26,587 concurrent players. Ninth on Steam’s Top Sellers chart. A 1000% player count spike that would make any live-service director weep with envy. By every metric that moves needles, Gray Zone Warfare is having a moment.

The top review on the store page isn’t celebrating.

“Steam Authorization Failed” In Gray Zone Warfare. Fix Error Code 0x00010004. JUST UPDATE AND I CAN EVEN LOG AFTER A CRASH. no support just mediocre so far.”

That’s from a player with 116.9 hours logged. Not a drive-by hater — someone who has sunk real time into MADFINGER’s tactical shooter and now can’t get past the front door.

The Spearhead Resurgence

Let’s give credit where it’s due.

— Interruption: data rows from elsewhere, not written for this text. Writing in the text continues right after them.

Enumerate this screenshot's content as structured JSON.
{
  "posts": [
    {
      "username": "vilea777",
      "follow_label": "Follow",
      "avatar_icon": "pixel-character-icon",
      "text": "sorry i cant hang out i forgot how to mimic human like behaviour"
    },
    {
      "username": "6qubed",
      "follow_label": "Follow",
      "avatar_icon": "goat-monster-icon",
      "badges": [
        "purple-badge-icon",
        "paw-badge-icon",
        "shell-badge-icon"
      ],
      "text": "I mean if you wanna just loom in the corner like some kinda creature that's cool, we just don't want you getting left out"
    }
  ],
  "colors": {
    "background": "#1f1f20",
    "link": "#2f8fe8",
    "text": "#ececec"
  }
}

The Patch 0.4 “Spearhead” update, released at the end of March, is arguably the most ambitious content drop the game has seen since its April 2024 early access launch. MADFINGER says monthly peak players climbed 1076% following the update, with peak daily active users hitting 126,600 and concurrents reaching 30,954 according to the developer’s own Steam post. SteamDB later recorded a 24-hour peak of 43,770 — numbers most early-access shooters would sacrifice a keyboard for.

The update is genuinely substantial. Spearhead adds 100 new tasks and contracts, updates 50 existing ones, overhauls the quest system so players aren’t Alt-Tabbing to wikis every five minutes, introduces 25 new map locations, 8 new weapons, new factions, new bosses, and 150 new gear pieces. AI behavior got a major tuning pass — enemies are less likely to laser you from across the map through foliage, which was one of the community’s loudest complaints. Character movement saw upgrades to jumping, sprinting, and falling.

This is the kind of update that earns goodwill. And the community has noticed.

“Bought for the tacticool, stayed because the devs do this for the love of the game,” reads the top positive review from a 101.6-hour player. “Patch .4 has been so much fun so far, can’t wait to die and loot a whole lot more.”

That’s the faithful. The hardcore. The people who will ride with a game through early-access turbulence because they believe in the vision.

The Silent Majority Problem

But 73% positive from 47,177 reviews tells you everything about the split. That’s 12,573 negative reviews. Most of them aren’t the unhinged all-caps variety — though one reviewer with 58.3 hours did suggest the AI has “XRAY VISON” and that the game is “JUST A MONEY GRAB BE DEAD IN A FEW MONTHS.” That one’s easy to dismiss.

The Error Code 0x00010004 reviews are harder to wave away.

According to monitoring by Technobezz, as of April 9, Gray Zone Warfare was still experiencing connection issues — 46 reports in 24 hours, with 65% categorized as server connection problems and 28% as login failures. Nine unique players reported issues. That’s not a server-melting catastrophe, but it’s also not nothing for a game trying to capitalize on a once-in-a-lifetime player surge.

The tension is structural. Early-access tactical shooters live and die on their most dedicated players — the ones who populate forums, write guides, and evangelize to friends. But every hour those players can’t log in is an hour they’re considering whether to open something else. And in a genre now crowded with alternatives — ARC Raiders pivoted hard into PvE-first design for exactly this reason — patience has a shelf life.

The $39.99 Question

MADFINGER has earned benefit of the doubt. The Spearhead update is massive, the player count response is real, and the game was recently discounted to $26.79 during a Steam sale that ended April 9. The developer clearly has the vision and the work ethic.

Vision doesn’t fix Error Code 0x00010004. Work ethic doesn’t speed up a support ticket queue that players describe as nonexistent.

Gray Zone Warfare is still version 0.4 — a long way from 1.0. The roadmap ahead is promising. But right now, the game is sitting in the uncomfortable gap between ambition and infrastructure, and the players hitting that login wall aren’t reading the patch notes. They’re hitting “request refund.”

The tacticool faithful will likely stick around. Whether there’s enough of them to sustain a massively multiplayer game through the long early-access haul — that’s the question MADFINGER needs to answer before the Spearhead bump fades.